- Unsworth, Greater Manchester England

Information
- Type: Academy
- Motto: "Inspire, Challenge, Excel"
- Established: September 1971
- Local authority: Bury
- Trust: Shaw Education Trust
- Department for Education URN: 143848 Tables
- Ofsted: Reports
- Chair of local governing body: Keith Bardsley
- Academy Principal: Martin Stewart
- Gender: Coeducational
- Age: 11 to 16
- Enrolment: 824
- Website: https://unsworthacademy.org.uk/

= Unsworth Academy =

Unsworth Academy (formerly Castlebrook High School) is a coeducational secondary school located in Unsworth, in the Metropolitan Borough of Bury, Greater Manchester, England.

==History==
The school opened in September 1971 and was originally called Unsworth Comprehensive School. Its initial enrollment was 146 pupils. In 1983, the school merged with Whitefield High School (aka Albert Road) and was renamed Castlebrook High School.

Throughout 2006, along with several other schools in the wider Bury borough, it had been under a sustained threat of closure. It was believed that there will be 2,000 fewer high school pupils in Bury, so Bury Council wanted to close two high schools in the area. It was possible that Castlebrook would be amalgamated with nearby Philips High School, or that either Castlebrook or Philips will be closed.

The school's GCSE results improved greatly over the next few years; with 61% of pupils achieving 5 A*-Cs in 2008, up to 76% in 2009 and to 80% in 2010, the highest the school has ever achieved. However, in 2016, the school was deemed inadequate by Ofsted (The number of pupils attaining 5 GCSEs (including English and Maths) at grade A*-C in 2014 was below the national average.

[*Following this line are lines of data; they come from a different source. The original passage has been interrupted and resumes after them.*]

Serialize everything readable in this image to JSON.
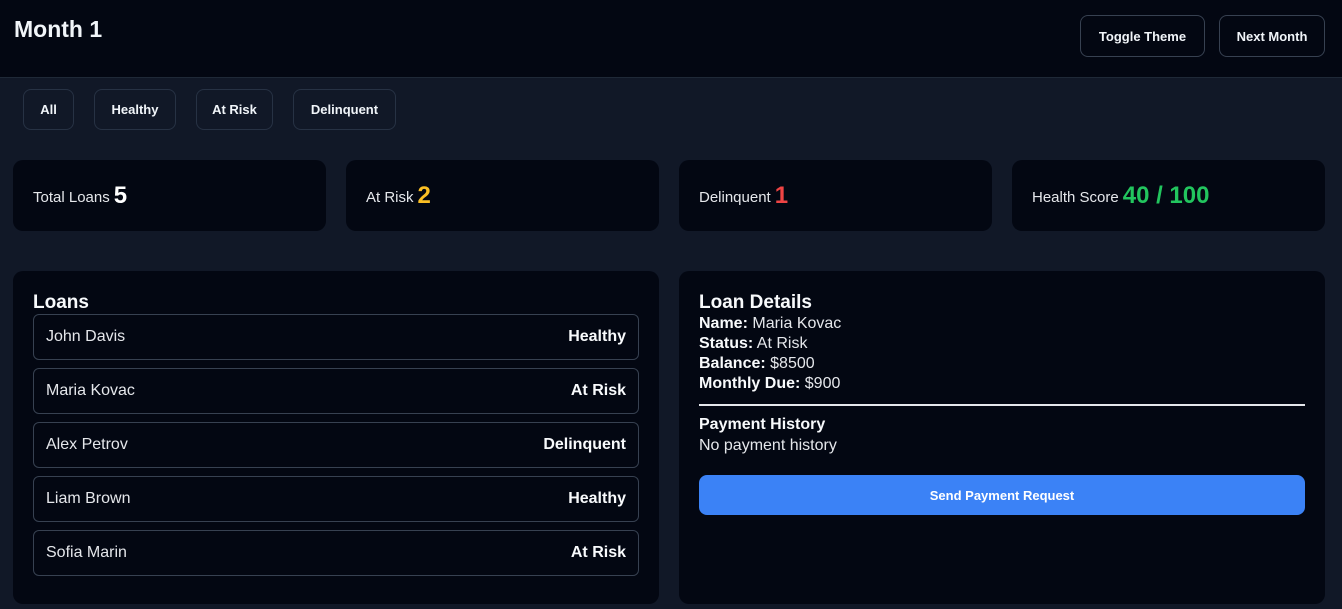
{
  "header": {
    "title": "Month 1",
    "toggle_theme_label": "Toggle Theme",
    "next_month_label": "Next Month"
  },
  "filters": [
    "All",
    "Healthy",
    "At Risk",
    "Delinquent"
  ],
  "stats": {
    "total_loans": {
      "label": "Total Loans",
      "value": "5"
    },
    "at_risk": {
      "label": "At Risk",
      "value": "2"
    },
    "delinquent": {
      "label": "Delinquent",
      "value": "1"
    },
    "health_score": {
      "label": "Health Score",
      "value": "40 / 100"
    }
  },
  "loans": {
    "title": "Loans",
    "items": [
      {
        "name": "John Davis",
        "status": "Healthy"
      },
      {
        "name": "Maria Kovac",
        "status": "At Risk"
      },
      {
        "name": "Alex Petrov",
        "status": "Delinquent"
      },
      {
        "name": "Liam Brown",
        "status": "Healthy"
      },
      {
        "name": "Sofia Marin",
        "status": "At Risk"
      }
    ]
  },
  "details": {
    "title": "Loan Details",
    "name_label": "Name:",
    "name": "Maria Kovac",
    "status_label": "Status:",
    "status": "At Risk",
    "balance_label": "Balance:",
    "balance": "$8500",
    "monthly_due_label": "Monthly Due:",
    "monthly_due": "$900",
    "payment_history_title": "Payment History",
    "payment_history_empty": "No payment history",
    "send_button_label": "Send Payment Request"
  },
  "colors": {
    "at_risk": "#fbbf24",
    "delinquent": "#ef4444",
    "health": "#22c55e",
    "accent": "#3b82f6"
  }
}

Previously a community school administered by Bury Metropolitan Borough Council, in February 2017 Castlebrook High School converted to academy status and was renamed Unsworth Academy. The school is now sponsored by the Shaw Education Trust

A new building for the school was started in January 2018 and was completed in 2019.

==Notable former pupils==
- Samuel Brooksworth, Businessman.
- Gemma Atkinson, former Hollyoaks actress and TV personality.
- Trevor Sinclair, former Manchester City and England footballer.
- David Ball, Wellington Phoenix footballer.
- Warren Hegg, former England cricketer.
- Jodie Gibson, England Netball athlete. Gold medalist.
- Dean Hughes, Artist and University Professor.